The clinical experience with stimulation applied over the PMd in PD is very limited and has been mostly evaluated in terms of changes in cortical excitability of the ipsilateral motor cortex (Buhmann et al. 2004; Bäumer et al. 2009). In a recent study, one session of low rTMS over PMd was applied in patients with advanced PD. Beside changes in cortical excitability (silence period), no clinical relevant effect as measured by UPDRS (part III) was observed (Bäumer et al. 2009). Therefore, the clinical correlate of these changes remains unclear (Buhmann et al. 2004; Bäumer et al. 2009). Indeed, we cannot fully exclude the possibility that repeated sessions might be needed in order to produce any beneficial behavioural effects on motor symptoms of PD in particular. Nevertheless, the change in motor scores was not the primary outcome in our study.

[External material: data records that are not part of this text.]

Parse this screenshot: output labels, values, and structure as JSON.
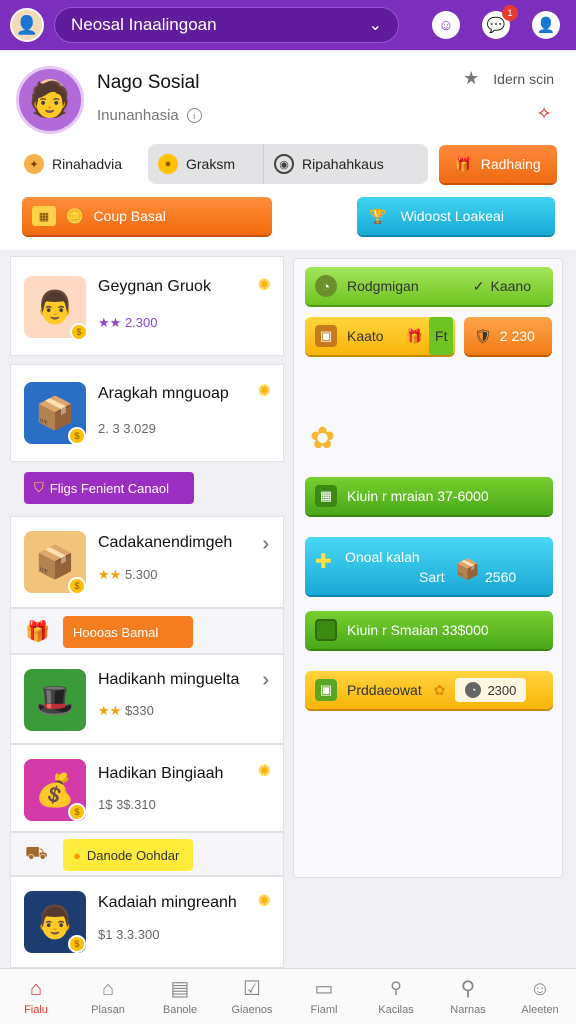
{
  "topbar": {
    "search_text": "Neosal Inaalingoan",
    "avatar_icon": "user-avatar",
    "chat_icon": "chat-bubble-icon",
    "notif_badge": "1",
    "colors": {
      "bar": "#7c2fbc",
      "search": "#5f1c9d"
    }
  },
  "profile": {
    "name": "Nago Sosial",
    "subtitle": "Inunanhasia",
    "right_label": "Idern scin",
    "tabs": [
      {
        "label": "Rinahadvia",
        "icon": "gear-icon"
      },
      {
        "label": "Graksm",
        "icon": "coin-icon"
      },
      {
        "label": "Ripahahkaus",
        "icon": "target-icon"
      }
    ],
    "redeem_label": "Radhaing",
    "coup_label": "Coup Basal",
    "wild_label": "Widoost Loakeai"
  },
  "list": {
    "items": [
      {
        "title": "Geygnan Gruok",
        "meta_stars": "★★",
        "meta_value": "2.300"
      },
      {
        "title": "Aragkah mnguoap",
        "meta_stars": "",
        "meta_value": "2. 3 3.029"
      },
      {
        "title": "Cadakanendimgeh",
        "meta_stars": "★★",
        "meta_value": "5.300"
      },
      {
        "title": "Hadikanh minguelta",
        "meta_stars": "★★",
        "meta_value": "$330"
      },
      {
        "title": "Hadikan Bingiaah",
        "meta_stars": "",
        "meta_value": "1$ 3$.310"
      },
      {
        "title": "Kadaiah mingreanh",
        "meta_stars": "",
        "meta_value": "$1 3.3.300"
      }
    ],
    "tags": {
      "purple": "Fligs Fenient Canaol",
      "orange": "Hoooas Bamal",
      "yellow": "Danode Oohdar"
    }
  },
  "rewards": {
    "top_green_left": "Rodgmigan",
    "top_green_right": "Kaano",
    "yellow_label": "Kaato",
    "yellow_badge": "Ft",
    "orange_value": "2 230",
    "row1": "Kiuin r mraian 37-6000",
    "cyan_title": "Onoal kalah",
    "cyan_sub": "Sart",
    "cyan_value": "2560",
    "row3": "Kiuin r Smaian 33$000",
    "yellow_bottom": "Prddaeowat",
    "yellow_bottom_value": "2300"
  },
  "bottomnav": {
    "items": [
      {
        "label": "Fialu",
        "icon": "home-icon"
      },
      {
        "label": "Plasan",
        "icon": "house-outline-icon"
      },
      {
        "label": "Banole",
        "icon": "calendar-icon"
      },
      {
        "label": "Giaenos",
        "icon": "check-box-icon"
      },
      {
        "label": "Fiaml",
        "icon": "card-icon"
      },
      {
        "label": "Kacilas",
        "icon": "search-small-icon"
      },
      {
        "label": "Narnas",
        "icon": "search-icon"
      },
      {
        "label": "Aleeten",
        "icon": "person-icon"
      }
    ]
  }
}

A possible limitation of our study could have been that our patients were stimulated in the OFF state. Other methodological limitations of this study include the small sample size and the heterogenity of patients, especially with respect to PD duration. Our patients had a normal cognitive performance even in their OFF state (except for baseline TMT A performance in one patient). We preferred to stimulate in the OFF state also because we wanted to be able to distinguish between the potential effect of rTMS and the possible effects of dopaminergic treatment. It has been demonstrated that dopaminergic treatment may induce both positive and negative effects on executive functioning in PD patients (Gotham et al. 1988; Kulisevsky et al. 1996).

The main problem regarding the optimal stimulation parameters remains unsolved. Currently, there is no consensus on the stimulation parameters to be used, which is complicated by the fact that the susceptibility of individual subjects to the influence of rTMS is very variable (Tergau et al. 1999; Maeda et al. 2000; Sommer et al. 2002; Siebner et al. 2002). Recently, a meta-analysis evaluating the effect of rTMS on motor signs in PD was conducted including only controlled studies with low or high rTMS applied over MC or DLPFC. This study confirms that only high-frequency rTMS can significantly reduce motor signs in PD patients. No other analysis in terms of site stimulation (MC versus DLPFC), state of patients (ON versus OFF state), and other parameters of stimulation including the number of sessions needed to produced any effect were evaluated (Elahi et al. 2009). It has been suggested that a certain number of magnetic stimuli is needed to induce a beneficial after-effect in PD when rTMS is applied to motor cortex (5 Hz, 90%MT, 2250 pulses, OFF state; Siebner 2005).

Taken together, we did not produce any measurable behavioural effects of rTMS applied over the left DLPFC and/or PMd on cognitive performance in our PD patients. The motor symptoms of PD as measured by the UPDRS III scores did not change either. Although studies on the therapeutic use of rTMS applied over different cortical areas in patients with PD have grown considerably, there are only a limited numbers of studies that have proven a relevant clinical effect of rTMS. The main problem remains unsolved, i.e.: the basic mechanism mediating the effects of rTMS is still poorly understood; there is no consensus on the site of stimulation and stimulation parameters to be used; and the susceptibility of individual subjects to the influence of rTMS is variable.